At one point in the journey, one of the crewmen shouted to their skipper, “Are we going to make it?” Bangs, focusing on the next wave, shouted back, “How the hell do I know? I've never seen anything like this!”

Bangs finally saw the
Pendleton
's bow section come into view, eerily riding the seas with its forward end pointed upward into the dark night. The superstructure and the bridge at the front end of the broken vessel were awash with churning seas. The icy slope of the deck from that end to the tip of the bow was roughly 45 degrees, seemingly too steep for someone to climb.
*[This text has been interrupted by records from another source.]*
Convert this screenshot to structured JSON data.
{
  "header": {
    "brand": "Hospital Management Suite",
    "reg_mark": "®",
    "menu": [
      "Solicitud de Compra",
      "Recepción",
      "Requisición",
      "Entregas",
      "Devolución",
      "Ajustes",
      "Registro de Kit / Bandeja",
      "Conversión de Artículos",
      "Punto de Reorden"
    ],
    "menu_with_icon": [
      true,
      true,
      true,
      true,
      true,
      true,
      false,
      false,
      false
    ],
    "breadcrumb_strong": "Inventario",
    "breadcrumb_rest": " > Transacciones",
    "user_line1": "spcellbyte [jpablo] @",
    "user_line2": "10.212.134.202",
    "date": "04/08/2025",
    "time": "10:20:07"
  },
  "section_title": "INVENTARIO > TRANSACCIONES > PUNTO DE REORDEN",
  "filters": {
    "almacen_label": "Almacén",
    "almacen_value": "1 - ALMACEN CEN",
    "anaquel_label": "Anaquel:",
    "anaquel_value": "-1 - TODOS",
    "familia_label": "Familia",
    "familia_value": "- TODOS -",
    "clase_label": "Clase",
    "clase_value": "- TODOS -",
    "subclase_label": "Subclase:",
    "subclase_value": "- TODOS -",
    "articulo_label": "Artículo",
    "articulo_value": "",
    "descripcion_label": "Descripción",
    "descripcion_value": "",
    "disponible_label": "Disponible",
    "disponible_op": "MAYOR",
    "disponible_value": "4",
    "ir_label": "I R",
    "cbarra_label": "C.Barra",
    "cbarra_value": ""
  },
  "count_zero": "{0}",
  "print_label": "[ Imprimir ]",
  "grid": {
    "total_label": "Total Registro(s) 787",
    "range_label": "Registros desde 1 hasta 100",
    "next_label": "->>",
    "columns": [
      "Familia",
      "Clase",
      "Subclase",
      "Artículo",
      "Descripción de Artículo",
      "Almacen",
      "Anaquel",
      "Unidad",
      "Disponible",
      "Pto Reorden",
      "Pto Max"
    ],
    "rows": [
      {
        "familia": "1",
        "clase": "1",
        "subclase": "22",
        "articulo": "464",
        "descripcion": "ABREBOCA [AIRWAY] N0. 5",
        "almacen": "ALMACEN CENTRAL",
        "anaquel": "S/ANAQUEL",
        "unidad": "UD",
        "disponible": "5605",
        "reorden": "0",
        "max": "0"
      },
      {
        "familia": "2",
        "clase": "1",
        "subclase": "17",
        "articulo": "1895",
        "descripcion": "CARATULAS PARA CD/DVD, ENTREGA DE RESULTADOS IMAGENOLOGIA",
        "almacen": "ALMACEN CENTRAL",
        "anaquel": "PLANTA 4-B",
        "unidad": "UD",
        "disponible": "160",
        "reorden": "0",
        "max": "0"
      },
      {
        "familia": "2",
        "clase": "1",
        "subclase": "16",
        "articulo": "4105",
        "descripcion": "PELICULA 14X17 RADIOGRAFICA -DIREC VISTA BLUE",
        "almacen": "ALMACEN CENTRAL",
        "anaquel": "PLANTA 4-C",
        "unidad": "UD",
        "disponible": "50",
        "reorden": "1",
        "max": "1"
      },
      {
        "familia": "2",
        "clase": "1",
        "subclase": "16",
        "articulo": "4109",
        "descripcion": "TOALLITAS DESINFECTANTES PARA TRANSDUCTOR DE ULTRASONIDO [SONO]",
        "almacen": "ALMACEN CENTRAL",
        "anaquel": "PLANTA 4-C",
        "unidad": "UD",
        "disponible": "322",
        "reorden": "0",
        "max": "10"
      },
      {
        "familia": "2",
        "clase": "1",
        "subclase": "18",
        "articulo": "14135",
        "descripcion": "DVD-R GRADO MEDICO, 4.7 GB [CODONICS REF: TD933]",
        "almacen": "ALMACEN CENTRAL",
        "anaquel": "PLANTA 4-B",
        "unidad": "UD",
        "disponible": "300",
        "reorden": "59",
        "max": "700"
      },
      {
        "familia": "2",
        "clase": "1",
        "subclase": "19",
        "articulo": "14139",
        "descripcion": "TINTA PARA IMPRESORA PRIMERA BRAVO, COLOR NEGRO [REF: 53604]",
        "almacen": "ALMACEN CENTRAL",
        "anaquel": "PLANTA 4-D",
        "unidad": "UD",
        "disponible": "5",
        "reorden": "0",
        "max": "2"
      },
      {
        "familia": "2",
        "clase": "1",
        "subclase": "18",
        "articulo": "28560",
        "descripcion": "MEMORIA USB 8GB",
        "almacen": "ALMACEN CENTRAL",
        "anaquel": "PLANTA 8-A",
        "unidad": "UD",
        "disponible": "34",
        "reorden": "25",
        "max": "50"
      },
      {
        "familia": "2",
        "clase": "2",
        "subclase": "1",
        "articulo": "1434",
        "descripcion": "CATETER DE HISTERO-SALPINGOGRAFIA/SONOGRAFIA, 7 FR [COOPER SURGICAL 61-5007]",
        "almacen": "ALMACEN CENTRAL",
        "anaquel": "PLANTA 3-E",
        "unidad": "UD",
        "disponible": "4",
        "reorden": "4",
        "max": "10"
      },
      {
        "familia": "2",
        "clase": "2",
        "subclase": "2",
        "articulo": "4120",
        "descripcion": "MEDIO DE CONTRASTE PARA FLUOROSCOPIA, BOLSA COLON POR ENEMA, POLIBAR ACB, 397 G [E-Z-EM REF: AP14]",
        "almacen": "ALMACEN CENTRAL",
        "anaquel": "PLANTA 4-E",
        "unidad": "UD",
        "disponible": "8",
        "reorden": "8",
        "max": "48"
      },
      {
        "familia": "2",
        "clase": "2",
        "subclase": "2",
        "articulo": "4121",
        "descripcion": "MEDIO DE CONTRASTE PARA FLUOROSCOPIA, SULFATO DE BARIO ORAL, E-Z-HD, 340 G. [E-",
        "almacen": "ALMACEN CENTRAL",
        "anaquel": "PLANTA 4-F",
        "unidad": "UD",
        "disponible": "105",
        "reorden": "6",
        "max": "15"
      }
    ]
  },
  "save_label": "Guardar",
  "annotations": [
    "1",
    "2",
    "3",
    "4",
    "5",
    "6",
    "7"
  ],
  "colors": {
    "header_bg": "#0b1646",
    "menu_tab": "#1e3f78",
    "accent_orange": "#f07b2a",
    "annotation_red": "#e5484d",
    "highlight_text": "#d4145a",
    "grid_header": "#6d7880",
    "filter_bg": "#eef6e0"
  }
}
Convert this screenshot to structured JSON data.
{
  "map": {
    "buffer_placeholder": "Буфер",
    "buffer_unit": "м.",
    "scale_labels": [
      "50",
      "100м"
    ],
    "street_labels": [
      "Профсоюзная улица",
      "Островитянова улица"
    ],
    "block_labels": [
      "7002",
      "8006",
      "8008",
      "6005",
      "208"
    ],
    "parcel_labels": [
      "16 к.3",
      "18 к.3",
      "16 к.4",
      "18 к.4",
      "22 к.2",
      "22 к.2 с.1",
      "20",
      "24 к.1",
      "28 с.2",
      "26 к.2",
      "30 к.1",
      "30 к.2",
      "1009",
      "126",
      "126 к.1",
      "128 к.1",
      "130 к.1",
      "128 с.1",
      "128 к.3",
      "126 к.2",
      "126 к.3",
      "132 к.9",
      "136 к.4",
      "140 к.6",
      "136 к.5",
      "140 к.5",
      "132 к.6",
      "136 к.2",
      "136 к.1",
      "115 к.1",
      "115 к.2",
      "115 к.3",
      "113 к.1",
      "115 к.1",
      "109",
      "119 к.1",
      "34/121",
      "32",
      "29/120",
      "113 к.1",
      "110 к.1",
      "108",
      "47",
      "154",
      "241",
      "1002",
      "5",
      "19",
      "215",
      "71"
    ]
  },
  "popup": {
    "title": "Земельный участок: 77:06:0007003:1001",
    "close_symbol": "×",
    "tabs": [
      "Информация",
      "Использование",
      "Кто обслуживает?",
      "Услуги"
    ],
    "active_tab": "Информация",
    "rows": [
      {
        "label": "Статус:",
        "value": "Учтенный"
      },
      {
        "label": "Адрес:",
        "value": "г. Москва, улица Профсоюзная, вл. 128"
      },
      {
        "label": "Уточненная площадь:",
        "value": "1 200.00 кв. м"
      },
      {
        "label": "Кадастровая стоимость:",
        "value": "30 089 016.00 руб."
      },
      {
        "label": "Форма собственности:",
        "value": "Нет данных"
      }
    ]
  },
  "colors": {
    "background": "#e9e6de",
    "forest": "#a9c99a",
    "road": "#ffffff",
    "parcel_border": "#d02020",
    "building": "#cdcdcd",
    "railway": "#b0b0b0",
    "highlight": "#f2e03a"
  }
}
The bow was listing to port, and Bangs slowly circled the hulk, looking for any signs of movement or the flicker of a flashlight. Blasting his signal horn at short intervals, he hoped someone would appear on deck. He tried holding his lifeboat in one place, just downwind of the hulk. His crew listened intently for the shouts of trapped sailors. But there was only the wind; the bow appeared deserted.

Where are the crewmen?
Bangs wondered.
Were they swept off the ship? Did they take to the lifeboats?
There were no clues. The fractured bow appeared to be a ghost ship, wallowing in the heavy seas, ready to descend to the depths at any moment.

And so the freezing crew of Bangs, Ballerini, Haynes, and Ciccone turned their vessel toward Chatham, thinking they could help locate the
Pendleton
's stern. They were more than halfway to the stern when their radio crackled. The captain of the cutter
McCulluch
, which had recently arrived on the scene, shouted that he was at the bow of the
Pendleton
and they had just seen a light flicker—there were survivors on board after all!

For the third time, Bangs set a new course, racing as best he could in 50- to 60-foot seas back to the bow. This time he moved even closer to the hulk, and as the wave crests carried his small vessel upward, he and his men were almost at eye level with the deck of the broken ship. That's when they saw a lone man on the starboard wing.

“We saw a man standing on the bridge,” recalled Bangs. “He was hollering at us, but we couldn't hear a word. We went in close and could see that he was standing on the wing of the bridge. The wind and waves were pitching the ship at tremendous degrees. We tried to get a line aboard, but had to give up. The man was then seen to jump or fall into the sea. He came to the surface floating about a boat length and a half from us. Just as we were about to fish him out of the water, the biggest sea of the night broke over our deck.”

Recovering from the blow, the skipper used his searchlight to try to find the man in the tumultuous seas. In the beam of the light, Bangs spotted him yards away, floating motionless on his back. Then the sea simply engulfed him, and his fight for life was over. Bangs and his crew searched and circled throughout the night, but they never saw the man again. Incredibly, the four coast guard men stayed out searching for survivors for several more hours, spending a total of 22 hours in storm-tossed seas.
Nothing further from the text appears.